The car stood in the middle of the yard, quite unattended, the stable-helps and other hangers-on being all at their dinner.  Toad walked slowly round it, inspecting, criticizing, musing deeply.

“I wonder” he said to himself presently, “I wonder if this sort of car starts easily?”

Next moment, hardly knowing how it came about, he found he had hold of the handle and was turning it.  As the familiar sound broke forth, the old passion seized on Toad and completely mastered him, body and soul.  As if in a dream he found himself, somehow, seated in the driver’s seat; as if in a dream, he pulled the lever and swung the car round the yard and out through the archway; and, as if in a dream, all sense of right and wrong, all fear of obvious consequences, seemed temporarily suspended.  He increased his pace, and as the car devoured the street and leapt forth on the high road through the open country, he was only conscious that he was Toad once more, Toad at his best and highest, Toad the terror, the traffic-queller, the Lord of the lone trail, before whom all must give way or be smitten into nothingness and everlasting night.”[1]
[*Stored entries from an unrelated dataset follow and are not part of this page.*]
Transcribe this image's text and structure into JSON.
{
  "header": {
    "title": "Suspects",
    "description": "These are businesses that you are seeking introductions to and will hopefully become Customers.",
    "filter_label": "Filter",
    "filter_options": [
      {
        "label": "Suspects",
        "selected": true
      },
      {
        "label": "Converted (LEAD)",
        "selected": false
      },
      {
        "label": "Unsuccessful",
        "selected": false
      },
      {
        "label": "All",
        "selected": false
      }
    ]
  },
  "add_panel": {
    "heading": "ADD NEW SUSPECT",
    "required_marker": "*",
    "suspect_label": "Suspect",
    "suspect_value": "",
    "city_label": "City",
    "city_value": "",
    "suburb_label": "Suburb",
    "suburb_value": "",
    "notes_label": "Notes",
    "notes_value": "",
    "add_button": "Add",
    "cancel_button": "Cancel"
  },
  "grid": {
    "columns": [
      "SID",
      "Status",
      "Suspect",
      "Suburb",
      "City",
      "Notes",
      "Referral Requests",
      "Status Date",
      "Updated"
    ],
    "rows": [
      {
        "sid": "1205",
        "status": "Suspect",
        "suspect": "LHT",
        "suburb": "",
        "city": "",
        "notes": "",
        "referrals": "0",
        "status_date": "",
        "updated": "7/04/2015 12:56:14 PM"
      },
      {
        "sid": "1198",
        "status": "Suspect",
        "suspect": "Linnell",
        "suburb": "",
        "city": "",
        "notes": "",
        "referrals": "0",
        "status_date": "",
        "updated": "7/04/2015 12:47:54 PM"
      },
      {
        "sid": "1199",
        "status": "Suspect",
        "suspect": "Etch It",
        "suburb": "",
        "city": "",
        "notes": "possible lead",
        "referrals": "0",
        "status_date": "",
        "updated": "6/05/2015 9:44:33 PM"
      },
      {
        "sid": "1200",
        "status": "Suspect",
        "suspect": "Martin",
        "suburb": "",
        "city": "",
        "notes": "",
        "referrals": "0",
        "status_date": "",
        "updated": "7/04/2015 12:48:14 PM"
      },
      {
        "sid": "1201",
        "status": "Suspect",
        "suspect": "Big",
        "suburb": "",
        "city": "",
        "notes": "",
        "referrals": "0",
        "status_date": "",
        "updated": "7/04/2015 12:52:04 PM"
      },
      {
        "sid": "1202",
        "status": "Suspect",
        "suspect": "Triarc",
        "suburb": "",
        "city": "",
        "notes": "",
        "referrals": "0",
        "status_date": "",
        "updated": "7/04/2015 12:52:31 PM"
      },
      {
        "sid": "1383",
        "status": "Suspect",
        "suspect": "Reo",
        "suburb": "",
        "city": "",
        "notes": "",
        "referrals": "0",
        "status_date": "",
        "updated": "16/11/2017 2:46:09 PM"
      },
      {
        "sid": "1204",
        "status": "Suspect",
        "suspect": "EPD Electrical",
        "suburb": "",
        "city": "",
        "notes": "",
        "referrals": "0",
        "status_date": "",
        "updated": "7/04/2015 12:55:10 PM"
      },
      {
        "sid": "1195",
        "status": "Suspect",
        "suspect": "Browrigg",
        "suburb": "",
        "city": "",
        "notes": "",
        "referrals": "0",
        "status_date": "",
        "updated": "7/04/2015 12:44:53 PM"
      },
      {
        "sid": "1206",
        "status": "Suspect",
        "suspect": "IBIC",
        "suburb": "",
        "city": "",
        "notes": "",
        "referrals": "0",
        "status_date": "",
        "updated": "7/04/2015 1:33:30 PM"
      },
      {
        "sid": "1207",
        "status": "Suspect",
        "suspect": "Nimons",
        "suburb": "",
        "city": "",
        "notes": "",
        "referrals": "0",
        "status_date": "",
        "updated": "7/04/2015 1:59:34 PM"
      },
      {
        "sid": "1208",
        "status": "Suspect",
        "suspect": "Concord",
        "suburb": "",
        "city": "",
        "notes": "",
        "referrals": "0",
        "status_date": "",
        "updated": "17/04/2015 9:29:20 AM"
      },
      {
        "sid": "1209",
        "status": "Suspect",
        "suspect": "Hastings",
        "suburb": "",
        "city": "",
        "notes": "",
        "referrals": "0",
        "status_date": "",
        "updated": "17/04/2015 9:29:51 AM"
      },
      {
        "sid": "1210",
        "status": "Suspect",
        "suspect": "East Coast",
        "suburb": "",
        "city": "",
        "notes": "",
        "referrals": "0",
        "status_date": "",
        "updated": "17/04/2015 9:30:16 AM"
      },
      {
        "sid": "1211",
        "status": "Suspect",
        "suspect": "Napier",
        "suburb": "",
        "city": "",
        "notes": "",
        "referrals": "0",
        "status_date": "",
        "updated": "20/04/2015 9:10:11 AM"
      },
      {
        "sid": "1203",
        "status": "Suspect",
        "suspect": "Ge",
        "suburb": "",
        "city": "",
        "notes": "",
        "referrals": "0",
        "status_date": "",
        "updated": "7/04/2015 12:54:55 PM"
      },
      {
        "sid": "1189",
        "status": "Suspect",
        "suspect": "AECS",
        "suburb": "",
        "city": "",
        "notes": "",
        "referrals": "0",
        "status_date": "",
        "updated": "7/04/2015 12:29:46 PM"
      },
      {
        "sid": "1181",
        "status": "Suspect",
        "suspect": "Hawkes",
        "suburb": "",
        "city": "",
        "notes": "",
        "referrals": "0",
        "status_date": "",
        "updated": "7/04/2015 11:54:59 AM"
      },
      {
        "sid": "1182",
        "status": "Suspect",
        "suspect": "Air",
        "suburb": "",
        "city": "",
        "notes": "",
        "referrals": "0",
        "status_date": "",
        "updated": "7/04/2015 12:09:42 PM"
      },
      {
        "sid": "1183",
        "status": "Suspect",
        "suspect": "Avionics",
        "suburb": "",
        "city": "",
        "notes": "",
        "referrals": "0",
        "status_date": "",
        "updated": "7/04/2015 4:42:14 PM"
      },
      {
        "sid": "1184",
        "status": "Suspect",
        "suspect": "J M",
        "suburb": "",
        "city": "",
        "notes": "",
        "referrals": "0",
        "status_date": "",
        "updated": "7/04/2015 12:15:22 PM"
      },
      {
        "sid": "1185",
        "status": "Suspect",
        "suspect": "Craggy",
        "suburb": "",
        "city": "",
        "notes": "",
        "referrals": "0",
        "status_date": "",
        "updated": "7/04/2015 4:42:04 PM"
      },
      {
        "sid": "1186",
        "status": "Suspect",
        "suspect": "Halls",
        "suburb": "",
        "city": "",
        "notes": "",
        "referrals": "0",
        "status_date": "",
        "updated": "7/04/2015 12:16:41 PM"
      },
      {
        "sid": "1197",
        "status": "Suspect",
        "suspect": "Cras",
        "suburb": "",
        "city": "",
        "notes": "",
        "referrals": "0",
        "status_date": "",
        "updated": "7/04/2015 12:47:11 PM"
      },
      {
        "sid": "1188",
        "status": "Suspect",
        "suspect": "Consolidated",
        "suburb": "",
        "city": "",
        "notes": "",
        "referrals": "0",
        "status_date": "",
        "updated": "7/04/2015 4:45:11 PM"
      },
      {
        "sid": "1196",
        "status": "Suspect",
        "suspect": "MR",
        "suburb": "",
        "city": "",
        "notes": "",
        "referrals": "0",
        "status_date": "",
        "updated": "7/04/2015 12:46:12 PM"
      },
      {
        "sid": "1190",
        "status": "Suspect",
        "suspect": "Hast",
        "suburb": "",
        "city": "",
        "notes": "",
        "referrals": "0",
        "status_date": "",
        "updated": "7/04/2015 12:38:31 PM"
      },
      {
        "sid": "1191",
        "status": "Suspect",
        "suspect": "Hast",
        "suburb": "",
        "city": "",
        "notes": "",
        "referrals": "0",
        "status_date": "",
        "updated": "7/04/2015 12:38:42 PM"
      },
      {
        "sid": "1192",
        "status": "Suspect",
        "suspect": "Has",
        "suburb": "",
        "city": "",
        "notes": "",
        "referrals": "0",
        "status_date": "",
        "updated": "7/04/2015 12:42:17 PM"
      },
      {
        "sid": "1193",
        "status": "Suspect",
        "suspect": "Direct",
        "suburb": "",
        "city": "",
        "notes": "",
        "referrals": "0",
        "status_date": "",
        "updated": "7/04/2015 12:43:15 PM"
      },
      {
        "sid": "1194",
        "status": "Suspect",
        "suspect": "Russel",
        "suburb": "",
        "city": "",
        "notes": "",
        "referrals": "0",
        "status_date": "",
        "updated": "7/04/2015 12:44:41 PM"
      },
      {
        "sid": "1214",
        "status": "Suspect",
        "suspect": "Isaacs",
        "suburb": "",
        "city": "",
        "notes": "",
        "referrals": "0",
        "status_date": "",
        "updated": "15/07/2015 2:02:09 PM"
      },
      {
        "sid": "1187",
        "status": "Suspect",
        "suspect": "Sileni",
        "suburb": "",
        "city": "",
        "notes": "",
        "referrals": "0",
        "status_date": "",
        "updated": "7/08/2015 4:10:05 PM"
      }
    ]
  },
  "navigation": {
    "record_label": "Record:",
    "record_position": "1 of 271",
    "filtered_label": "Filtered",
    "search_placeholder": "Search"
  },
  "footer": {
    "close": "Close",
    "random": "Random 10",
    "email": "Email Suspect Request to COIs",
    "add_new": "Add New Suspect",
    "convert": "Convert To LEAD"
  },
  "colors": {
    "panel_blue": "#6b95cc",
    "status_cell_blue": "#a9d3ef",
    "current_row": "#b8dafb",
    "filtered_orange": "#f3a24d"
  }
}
Consider for a moment what the Scriptures teach about sin in James 1:14-15: “Each one is tempted when, by his own evil desire, he is dragged away and enticed.  Then, after desire has conceived, it gives birth to sin; and sin, when it is full-grown, gives birth to death.”

Two things are essential to note in this description of temptation’s power.  At first, as free moral agents we are active and sin is passive.  It is “our desires” that begin the process.  But then the script flips and the temptation/sin becomes active and we are passive.  We are “dragged away…”

Whenever we encounter the Mr. Toads in our life – whether we see them in the bathroom mirror, around our dinner table, at our workplaces, in our neighborhood – and especially in our churches, it is critical that we remember these two things and remind ourselves that we and the addicts we love are both perpetrators and victims of the temptations that have over-mastered us.  Mr. Toad goes from making decisions to being completely and utterly owned by his addiction.  The same thing happens to us.

Kenneth Grahame understood addiction.  His father was an alcoholic – his addiction was such that he was in and out of his son’s life and Kenneth was raised by his mother, his grandmother, and his uncle (who happened to be an Anglican clergyman).  Grahame writes from his observations and experiences of the power of temptation and sin in the life of the best and most loved of us.  Take some time to reread The Wind in the Willows for yourself to see how it all ends for Mr. Toad.  But, far more importantly, take some time to read God’s Word and be sure that by his grace it ends well for you and those you love.

Your Pastor,

Bob Bjerkaas

[1] The edition I have been reading is: Kenneth Grahame, The Wind in the Willows (New York: Barnes & Noble Inc., 2017), pp. 97-98.  The bold words are italicized in Grahame’s original.